There are many large and beautiful cities in the United States, each of which is particularly dear to the children who live there. Sometimes they think of their brothers and sisters of a hundred years ago who warmed themselves in winter before burning logs in big fireplaces, who traveled in lumbering stage-coaches and were lighted to bed by home-made candles or smoky whale-oil lamps. Many of the children of to-day have steam-heated houses, lighted by gas or electricity; they travel short distances in electric cars or automobiles, and longer ones in comfortable trains moved by steam-engines; or perhaps they take water trips in roomy steamboats where they can move about as freely as in their own homes. They talk with distant friends by merely taking down the receiver of a telephone. Steam, gas, electricity—all these conveniences are found not only in the cities of the United States, but on the distant prairies for the use of farmers and their families.
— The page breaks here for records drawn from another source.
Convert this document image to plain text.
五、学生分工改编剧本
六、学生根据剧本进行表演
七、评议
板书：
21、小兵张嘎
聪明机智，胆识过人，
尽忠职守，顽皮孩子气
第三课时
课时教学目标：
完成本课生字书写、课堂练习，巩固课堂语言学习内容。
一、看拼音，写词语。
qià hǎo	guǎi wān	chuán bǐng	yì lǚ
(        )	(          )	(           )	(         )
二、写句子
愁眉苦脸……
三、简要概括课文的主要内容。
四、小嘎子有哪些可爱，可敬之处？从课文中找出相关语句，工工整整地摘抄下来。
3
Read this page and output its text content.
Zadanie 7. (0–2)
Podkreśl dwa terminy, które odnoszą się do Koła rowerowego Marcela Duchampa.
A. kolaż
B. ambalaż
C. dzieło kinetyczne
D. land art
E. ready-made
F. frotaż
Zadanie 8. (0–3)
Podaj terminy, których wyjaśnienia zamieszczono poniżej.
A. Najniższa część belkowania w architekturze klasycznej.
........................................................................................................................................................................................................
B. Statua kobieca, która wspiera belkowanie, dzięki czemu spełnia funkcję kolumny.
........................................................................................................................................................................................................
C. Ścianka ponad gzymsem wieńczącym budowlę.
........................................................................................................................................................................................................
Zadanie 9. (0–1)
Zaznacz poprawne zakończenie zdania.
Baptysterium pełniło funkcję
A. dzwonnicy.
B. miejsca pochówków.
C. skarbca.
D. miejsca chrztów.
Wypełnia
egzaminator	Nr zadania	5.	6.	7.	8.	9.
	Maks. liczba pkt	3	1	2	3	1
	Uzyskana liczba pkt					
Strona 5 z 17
Washington is the capital of the United States. It is the place where the business of the country is attended to and the laws are made for the protection of the people. It is a wonderfully clean and beautiful city, and has many grand buildings which may well be called palaces. The White House, the home of the president, is the copy of a palace in Ireland which was built for the Duke of Leinster. The National Library is very large and some people think the building devoted to it is the most beautiful in the world. The Rogers Bronze Door which opens into the Capital is a great work of art. The most important things in the life of Columbus and the discovery of America are pictured in the bronze. This one door cost thirty thousand dollars.
There are large art galleries in Washington and many other buildings where you can pass day after day and constantly find new things to interest you. But before you leave the city you must be sure to visit the beautiful marble monument built in honor of George Washington.
Children Working in the Cotton Factory in a Big City.
At the mouth of the Hudson River is the great city of New York, next to the largest in the whole world. It contains many beautiful homes, fine churches, lovely parks, and business buildings many stories in height which, like others in Chicago, are called “sky scrapers.” On an island in New York Harbor stands the famous Statue of Liberty given to this country by France. Persons who wish to do so may climb up into the head of this statue which is in the form of a beautiful woman with a torch in her uplifted hand. The crown on the head is composed of windows from which there is a fine view of New York Harbor.
Another island in the harbor is called Ellis Island, where most of the emigrants who have left their homes in other countries, land when they reach the United States. Irish and Poles, Italians and Russians, men with children clinging to their sides, and women with arms clasped around tiny babies, all dressed in the fashion of their old homes, step from the big ships and take their first breath of the free air of America almost under the shadow of the Statue of Liberty.